Clinical Context: Clonazepam is considered a second-line AED therapy against spasms associated with West syndrome. However, adverse effects and the development of tolerance limit the drug's usefulness over time. Nitrazepam and clobazam are not approved by the FDA but are available in many countries worldwide.
By binding to specific receptor sites, these agents appear to potentiate the effects of GABA and facilitate inhibitory GABA neurotransmission and other inhibitory transmitters.
However, a 2004 American Academy of Neurology and Child Neurology Society practice parameter concluded that "there is insufficient evidence to recommend benzodiazepines for the treatment of infantile spasms (level U, Class III and IV evidence)."[45]
Clinical Context: Two distinct treatment situations exist in which pyridoxine is used in patients with West syndrome.

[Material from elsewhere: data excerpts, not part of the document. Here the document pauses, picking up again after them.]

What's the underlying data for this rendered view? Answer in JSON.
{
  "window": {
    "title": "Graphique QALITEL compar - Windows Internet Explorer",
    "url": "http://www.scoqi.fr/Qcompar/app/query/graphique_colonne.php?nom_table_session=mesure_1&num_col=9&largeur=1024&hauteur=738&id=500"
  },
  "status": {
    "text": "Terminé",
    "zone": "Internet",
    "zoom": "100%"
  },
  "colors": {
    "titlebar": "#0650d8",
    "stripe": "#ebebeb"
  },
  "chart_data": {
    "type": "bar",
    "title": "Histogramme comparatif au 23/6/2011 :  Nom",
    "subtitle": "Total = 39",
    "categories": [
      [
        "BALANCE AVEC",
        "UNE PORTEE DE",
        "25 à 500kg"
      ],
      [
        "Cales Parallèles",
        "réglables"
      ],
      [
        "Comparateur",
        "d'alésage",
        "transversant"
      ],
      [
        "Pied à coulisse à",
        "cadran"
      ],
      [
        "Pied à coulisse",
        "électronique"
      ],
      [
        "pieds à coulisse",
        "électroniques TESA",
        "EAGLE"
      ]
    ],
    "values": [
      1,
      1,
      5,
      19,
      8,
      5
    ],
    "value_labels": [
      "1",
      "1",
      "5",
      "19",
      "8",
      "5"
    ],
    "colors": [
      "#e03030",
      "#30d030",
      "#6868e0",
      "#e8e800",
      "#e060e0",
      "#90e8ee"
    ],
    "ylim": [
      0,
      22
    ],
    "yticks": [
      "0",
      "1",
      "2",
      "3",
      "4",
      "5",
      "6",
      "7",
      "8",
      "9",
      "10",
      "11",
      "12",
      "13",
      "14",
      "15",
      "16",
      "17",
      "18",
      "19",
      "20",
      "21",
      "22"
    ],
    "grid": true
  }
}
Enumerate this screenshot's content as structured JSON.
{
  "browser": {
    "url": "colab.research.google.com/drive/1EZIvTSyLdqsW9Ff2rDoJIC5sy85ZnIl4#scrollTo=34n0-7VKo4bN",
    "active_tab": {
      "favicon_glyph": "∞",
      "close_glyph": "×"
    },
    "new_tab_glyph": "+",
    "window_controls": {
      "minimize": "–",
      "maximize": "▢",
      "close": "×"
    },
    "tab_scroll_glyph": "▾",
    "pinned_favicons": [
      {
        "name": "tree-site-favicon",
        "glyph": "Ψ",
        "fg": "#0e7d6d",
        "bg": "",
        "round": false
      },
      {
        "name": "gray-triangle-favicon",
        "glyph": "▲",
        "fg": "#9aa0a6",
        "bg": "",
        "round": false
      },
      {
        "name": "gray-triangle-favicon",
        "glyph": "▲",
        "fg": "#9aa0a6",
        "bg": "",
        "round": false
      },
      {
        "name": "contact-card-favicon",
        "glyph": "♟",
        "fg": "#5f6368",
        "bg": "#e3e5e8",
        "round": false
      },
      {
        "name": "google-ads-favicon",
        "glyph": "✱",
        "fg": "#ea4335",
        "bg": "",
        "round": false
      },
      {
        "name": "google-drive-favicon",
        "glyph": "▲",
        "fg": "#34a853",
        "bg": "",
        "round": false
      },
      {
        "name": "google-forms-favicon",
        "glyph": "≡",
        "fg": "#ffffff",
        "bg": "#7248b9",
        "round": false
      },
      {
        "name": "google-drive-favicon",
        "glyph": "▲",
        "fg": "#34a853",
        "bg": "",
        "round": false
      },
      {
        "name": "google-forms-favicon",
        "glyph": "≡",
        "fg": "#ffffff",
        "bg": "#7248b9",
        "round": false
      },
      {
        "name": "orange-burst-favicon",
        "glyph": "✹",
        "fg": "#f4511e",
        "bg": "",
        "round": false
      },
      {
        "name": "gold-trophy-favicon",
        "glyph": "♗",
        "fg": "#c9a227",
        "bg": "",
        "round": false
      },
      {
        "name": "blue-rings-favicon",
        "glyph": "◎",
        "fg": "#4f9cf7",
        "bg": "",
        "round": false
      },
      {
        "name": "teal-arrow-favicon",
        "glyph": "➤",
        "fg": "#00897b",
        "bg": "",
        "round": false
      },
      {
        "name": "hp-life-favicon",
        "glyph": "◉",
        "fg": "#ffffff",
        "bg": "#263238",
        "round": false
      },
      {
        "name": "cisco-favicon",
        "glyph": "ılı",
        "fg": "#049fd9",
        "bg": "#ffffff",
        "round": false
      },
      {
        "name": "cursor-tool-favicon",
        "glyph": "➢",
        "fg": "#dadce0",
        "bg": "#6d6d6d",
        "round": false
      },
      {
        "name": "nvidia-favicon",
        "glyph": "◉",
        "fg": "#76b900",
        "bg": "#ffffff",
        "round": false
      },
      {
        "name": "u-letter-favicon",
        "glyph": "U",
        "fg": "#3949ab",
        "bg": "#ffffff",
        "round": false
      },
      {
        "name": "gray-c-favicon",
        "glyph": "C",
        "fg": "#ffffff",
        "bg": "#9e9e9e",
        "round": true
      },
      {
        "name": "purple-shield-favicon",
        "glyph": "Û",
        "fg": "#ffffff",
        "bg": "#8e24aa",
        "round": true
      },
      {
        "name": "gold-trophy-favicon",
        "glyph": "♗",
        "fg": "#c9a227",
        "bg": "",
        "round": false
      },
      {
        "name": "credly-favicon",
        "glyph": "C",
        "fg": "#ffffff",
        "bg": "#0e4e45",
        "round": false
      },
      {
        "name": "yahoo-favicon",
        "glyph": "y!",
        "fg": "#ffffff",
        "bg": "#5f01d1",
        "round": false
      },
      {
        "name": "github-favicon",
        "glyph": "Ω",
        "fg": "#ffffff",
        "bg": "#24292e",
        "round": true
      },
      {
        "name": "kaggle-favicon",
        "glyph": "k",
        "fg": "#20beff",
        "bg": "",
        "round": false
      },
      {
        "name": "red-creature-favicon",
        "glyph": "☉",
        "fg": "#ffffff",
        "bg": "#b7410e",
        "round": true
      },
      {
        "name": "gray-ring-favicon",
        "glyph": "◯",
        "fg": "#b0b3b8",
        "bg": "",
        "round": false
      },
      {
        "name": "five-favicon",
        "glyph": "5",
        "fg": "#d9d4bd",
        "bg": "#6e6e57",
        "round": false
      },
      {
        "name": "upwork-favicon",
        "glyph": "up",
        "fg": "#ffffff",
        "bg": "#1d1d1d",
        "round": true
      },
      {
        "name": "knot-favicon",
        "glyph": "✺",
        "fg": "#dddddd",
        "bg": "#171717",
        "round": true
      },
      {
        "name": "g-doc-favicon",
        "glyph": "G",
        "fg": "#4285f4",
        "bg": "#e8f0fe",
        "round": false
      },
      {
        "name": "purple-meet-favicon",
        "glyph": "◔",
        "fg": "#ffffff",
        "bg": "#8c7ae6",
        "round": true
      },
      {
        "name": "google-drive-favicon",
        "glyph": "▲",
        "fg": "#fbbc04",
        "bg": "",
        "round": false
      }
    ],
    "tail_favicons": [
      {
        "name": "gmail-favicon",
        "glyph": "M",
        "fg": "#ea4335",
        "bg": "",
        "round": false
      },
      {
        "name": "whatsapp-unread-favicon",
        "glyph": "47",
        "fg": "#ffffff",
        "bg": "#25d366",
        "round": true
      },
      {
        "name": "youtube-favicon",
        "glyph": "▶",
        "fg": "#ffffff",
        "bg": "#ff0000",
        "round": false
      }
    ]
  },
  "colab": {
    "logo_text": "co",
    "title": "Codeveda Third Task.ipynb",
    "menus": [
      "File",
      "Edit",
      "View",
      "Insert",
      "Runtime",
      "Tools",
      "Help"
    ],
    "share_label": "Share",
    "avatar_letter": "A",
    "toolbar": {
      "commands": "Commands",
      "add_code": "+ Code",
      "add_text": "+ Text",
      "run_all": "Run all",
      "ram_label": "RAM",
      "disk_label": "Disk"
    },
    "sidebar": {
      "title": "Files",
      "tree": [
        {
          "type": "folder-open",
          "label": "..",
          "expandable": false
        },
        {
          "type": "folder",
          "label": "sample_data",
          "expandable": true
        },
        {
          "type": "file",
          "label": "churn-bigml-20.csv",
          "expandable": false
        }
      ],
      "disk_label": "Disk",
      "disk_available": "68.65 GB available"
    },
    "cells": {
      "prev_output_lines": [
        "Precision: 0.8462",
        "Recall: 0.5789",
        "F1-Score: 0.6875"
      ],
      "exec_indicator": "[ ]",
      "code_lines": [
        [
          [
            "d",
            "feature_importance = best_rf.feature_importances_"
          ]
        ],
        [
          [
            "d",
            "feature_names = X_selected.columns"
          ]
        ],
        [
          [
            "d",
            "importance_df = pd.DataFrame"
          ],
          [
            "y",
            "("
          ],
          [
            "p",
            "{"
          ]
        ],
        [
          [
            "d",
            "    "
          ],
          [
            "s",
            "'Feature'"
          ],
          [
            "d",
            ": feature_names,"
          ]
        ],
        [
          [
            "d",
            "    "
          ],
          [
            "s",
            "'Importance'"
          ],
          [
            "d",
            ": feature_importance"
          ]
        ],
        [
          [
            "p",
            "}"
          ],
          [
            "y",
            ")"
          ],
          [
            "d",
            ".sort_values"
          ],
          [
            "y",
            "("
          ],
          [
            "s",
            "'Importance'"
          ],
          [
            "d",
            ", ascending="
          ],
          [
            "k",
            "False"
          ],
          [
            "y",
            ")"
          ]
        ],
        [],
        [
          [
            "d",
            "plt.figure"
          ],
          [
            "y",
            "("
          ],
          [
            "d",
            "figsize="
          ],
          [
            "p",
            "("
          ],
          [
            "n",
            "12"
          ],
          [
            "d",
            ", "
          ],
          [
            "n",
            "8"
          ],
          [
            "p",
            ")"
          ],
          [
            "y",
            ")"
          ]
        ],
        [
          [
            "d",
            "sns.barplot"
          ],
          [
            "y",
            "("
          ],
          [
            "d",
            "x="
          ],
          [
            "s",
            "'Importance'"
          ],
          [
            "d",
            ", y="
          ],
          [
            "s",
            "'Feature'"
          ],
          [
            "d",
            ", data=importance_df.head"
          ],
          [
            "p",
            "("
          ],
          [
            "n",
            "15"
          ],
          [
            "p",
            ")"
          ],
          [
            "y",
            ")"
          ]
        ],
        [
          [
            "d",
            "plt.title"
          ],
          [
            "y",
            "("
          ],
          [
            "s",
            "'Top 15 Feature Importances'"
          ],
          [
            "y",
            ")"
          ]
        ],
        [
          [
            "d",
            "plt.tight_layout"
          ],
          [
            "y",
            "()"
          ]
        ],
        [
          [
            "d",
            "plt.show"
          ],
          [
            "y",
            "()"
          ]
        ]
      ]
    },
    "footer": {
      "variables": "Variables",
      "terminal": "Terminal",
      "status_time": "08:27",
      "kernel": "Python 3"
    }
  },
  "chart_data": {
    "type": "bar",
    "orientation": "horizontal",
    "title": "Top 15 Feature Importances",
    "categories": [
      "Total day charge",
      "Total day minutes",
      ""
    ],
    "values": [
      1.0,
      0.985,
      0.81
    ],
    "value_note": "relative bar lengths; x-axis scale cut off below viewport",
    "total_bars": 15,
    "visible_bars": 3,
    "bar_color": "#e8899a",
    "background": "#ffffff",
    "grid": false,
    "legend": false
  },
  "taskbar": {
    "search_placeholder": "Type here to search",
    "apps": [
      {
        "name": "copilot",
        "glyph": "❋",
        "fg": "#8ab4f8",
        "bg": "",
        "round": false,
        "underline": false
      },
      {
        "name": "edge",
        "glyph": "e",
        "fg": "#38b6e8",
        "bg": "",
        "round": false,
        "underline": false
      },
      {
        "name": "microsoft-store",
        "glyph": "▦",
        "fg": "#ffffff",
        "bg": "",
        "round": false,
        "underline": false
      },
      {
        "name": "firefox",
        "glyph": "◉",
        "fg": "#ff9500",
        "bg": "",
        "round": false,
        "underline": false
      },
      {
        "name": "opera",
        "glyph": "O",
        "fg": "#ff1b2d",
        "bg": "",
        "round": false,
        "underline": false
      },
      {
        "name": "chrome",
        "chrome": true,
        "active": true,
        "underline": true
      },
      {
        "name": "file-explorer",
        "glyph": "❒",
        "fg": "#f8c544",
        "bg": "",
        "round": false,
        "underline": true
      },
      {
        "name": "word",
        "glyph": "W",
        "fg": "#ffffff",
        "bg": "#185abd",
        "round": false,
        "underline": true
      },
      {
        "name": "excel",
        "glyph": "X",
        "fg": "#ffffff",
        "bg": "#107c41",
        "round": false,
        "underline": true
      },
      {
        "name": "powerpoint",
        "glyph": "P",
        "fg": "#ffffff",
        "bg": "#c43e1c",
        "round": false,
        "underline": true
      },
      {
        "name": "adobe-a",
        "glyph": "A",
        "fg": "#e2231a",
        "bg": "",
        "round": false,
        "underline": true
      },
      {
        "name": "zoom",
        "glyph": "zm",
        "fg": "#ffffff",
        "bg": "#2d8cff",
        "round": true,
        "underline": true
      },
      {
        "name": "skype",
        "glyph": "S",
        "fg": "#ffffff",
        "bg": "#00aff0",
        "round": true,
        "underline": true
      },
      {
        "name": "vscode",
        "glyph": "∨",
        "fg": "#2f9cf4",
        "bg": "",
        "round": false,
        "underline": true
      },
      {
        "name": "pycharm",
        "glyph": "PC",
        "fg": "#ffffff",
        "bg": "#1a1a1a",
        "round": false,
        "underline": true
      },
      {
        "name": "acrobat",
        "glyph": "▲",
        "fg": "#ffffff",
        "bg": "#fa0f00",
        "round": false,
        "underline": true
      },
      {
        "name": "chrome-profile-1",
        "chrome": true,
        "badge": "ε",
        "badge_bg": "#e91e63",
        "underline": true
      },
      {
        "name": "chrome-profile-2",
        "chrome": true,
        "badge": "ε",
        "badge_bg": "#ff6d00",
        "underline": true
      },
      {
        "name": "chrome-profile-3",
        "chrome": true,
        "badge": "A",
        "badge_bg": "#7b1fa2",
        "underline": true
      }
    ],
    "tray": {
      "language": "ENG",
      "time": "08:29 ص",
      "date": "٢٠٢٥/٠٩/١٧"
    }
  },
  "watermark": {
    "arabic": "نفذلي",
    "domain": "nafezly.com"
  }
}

First is intravenous (IV) administration during diagnostic EEG to assess whether the patient's seizures and EEG abnormalities are related to pyridoxine deficiency. In this approach, administer 50-100 mg IV during a diagnostic EEG; if dramatic improvement is noted in the EEG, the patient is believed to have pyridoxine-dependent seizures.
Second is long-term oral administration. The effectiveness of long-term, oral, high-dose pyridoxine in West syndrome has been investigated in multiple open-label studies, with promising results. Most patients who respond to long-term, oral, high-dose pyridoxine do so within 1-2 weeks of initiation.
However, a 2004 American Academy of Neurology and Child Neurology Society practice parameter concluded that "there is insufficient evidence to recommend pyridoxine for the treatment of infantile spasms (Level U, Class III and IV evidence)."